In fact, by advocating for and talking about mental health in the church environment, churches would help tremendously. Of course, the church can’t fix the problem entirely but having an entity that families and the community deem of higher power could get the conversation started. After all, polling data show that nearly all African Americans reported belief in God, with 83 percent stating their belief in God with certainty. And three-quarters of African Americans reported religion was very important in their life, according to the article “Partnering with Black Churches to increase Access Care.”

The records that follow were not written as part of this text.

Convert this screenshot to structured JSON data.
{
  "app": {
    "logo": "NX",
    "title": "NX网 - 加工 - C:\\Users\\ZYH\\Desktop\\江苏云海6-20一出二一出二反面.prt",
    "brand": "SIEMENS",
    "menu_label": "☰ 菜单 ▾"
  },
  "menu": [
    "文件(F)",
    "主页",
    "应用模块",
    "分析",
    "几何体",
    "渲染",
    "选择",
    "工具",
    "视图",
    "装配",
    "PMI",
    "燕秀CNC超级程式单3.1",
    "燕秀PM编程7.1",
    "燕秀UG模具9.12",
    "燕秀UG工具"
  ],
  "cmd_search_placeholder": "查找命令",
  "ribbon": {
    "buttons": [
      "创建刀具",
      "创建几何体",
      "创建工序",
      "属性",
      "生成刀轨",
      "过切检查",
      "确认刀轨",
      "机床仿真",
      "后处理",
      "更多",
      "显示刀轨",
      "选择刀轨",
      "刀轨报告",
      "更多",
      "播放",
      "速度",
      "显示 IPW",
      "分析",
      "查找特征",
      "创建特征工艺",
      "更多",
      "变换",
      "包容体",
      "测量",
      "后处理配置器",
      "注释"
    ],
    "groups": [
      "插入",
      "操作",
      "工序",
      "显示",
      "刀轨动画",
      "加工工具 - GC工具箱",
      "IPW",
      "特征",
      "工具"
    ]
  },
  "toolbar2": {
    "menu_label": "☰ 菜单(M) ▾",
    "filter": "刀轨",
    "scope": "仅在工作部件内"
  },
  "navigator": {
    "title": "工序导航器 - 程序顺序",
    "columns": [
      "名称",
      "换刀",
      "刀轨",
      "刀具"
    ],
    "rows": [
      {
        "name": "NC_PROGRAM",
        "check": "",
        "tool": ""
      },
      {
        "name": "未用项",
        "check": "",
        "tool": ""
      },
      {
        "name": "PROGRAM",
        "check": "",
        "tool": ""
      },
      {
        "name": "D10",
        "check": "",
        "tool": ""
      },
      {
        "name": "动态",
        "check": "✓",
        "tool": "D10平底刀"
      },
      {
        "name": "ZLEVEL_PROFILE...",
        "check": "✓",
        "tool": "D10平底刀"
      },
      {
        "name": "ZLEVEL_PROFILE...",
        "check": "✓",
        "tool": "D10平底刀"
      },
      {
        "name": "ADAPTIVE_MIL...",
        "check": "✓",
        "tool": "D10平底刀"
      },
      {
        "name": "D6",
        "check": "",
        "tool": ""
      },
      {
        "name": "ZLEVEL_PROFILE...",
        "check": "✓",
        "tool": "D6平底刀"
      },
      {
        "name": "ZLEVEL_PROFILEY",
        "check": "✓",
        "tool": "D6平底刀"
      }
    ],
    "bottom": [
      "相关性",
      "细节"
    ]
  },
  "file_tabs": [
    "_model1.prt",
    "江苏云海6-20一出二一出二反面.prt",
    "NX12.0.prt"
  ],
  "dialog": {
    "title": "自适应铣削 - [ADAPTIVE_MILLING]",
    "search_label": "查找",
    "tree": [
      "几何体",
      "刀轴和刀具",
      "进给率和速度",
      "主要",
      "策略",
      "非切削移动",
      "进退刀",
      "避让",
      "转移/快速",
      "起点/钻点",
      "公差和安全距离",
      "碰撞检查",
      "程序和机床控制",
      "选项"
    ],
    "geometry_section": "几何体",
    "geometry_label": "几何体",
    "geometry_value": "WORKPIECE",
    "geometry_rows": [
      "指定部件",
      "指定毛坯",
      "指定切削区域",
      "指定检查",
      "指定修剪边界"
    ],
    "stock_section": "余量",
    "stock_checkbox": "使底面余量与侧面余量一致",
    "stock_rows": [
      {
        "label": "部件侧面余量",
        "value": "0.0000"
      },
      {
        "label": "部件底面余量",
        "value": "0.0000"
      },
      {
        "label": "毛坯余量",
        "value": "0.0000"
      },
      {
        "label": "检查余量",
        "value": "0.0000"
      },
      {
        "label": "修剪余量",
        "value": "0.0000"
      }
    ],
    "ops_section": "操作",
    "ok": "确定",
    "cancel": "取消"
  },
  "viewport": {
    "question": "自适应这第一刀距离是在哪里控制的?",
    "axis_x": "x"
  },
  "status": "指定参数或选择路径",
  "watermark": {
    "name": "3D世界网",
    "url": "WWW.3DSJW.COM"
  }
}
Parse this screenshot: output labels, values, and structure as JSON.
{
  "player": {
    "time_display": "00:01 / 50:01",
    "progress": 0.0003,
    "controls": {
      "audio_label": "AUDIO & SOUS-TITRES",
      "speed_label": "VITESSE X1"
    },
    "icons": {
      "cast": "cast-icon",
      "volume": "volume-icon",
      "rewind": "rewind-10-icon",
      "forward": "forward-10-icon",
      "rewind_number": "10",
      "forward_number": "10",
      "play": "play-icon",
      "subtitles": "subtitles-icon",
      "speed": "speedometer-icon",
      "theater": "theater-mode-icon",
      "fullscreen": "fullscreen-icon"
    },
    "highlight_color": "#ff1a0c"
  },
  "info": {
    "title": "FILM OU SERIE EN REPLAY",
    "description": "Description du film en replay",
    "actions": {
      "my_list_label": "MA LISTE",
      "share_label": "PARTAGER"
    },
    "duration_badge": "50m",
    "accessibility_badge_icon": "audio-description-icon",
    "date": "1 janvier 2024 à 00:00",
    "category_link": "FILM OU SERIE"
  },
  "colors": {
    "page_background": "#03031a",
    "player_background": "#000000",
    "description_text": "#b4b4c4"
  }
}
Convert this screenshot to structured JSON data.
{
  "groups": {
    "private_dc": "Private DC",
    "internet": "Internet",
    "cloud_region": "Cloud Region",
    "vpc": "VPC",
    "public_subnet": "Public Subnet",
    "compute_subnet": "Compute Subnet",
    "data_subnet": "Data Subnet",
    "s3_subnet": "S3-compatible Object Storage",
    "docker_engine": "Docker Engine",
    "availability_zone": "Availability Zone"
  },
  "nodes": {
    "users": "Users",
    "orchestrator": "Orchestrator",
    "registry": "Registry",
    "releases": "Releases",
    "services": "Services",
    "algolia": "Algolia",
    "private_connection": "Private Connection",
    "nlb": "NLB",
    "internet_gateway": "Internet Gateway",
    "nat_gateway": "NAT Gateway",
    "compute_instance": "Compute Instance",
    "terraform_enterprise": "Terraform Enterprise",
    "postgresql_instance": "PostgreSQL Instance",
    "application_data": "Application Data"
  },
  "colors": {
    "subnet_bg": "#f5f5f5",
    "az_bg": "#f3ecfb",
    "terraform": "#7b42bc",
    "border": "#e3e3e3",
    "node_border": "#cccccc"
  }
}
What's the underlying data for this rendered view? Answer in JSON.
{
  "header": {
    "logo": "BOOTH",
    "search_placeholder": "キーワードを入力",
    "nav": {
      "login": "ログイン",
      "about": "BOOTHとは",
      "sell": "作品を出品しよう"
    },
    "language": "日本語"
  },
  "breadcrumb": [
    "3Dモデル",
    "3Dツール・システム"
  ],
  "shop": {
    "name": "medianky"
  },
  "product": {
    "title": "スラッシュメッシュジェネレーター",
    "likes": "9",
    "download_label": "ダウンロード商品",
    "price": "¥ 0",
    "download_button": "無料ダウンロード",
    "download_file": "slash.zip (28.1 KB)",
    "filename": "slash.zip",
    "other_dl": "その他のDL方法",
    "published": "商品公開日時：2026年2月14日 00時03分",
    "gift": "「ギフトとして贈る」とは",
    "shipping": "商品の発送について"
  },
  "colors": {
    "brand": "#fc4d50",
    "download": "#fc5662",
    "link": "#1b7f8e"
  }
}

Still, some figures inside the church are cautious about how much the limits of the pulpit’s power. “While this could be a great thing being implemented into the churches it could also cause the misconception that if Black mental health was discussed more that it would make all the problems go away between those with the mental health issues and those not listening to them,” says Pastor Dorothy Edwards. “This isn’t the case though. That family would have to want to address the issue themselves. What a lot of people don’t understand is that the majority of people entering the church pick and choose which situations they want applied to them.”
Nevertheless, given the huge part churches play in the Black community, if they advocate identifying and treating mental health issues, the rebuttal of just being told “God does everything for a reason” and “Start praying more often” would lose its grip. While praying and going to church may help, hearing from someone you look up to that attention must be paid to mental health could lead many churchgoers to a new perspective of the issue and allow those dealing with mental health issues to feel as if it’s okay to talk about their feelings without being invalidated or shut down.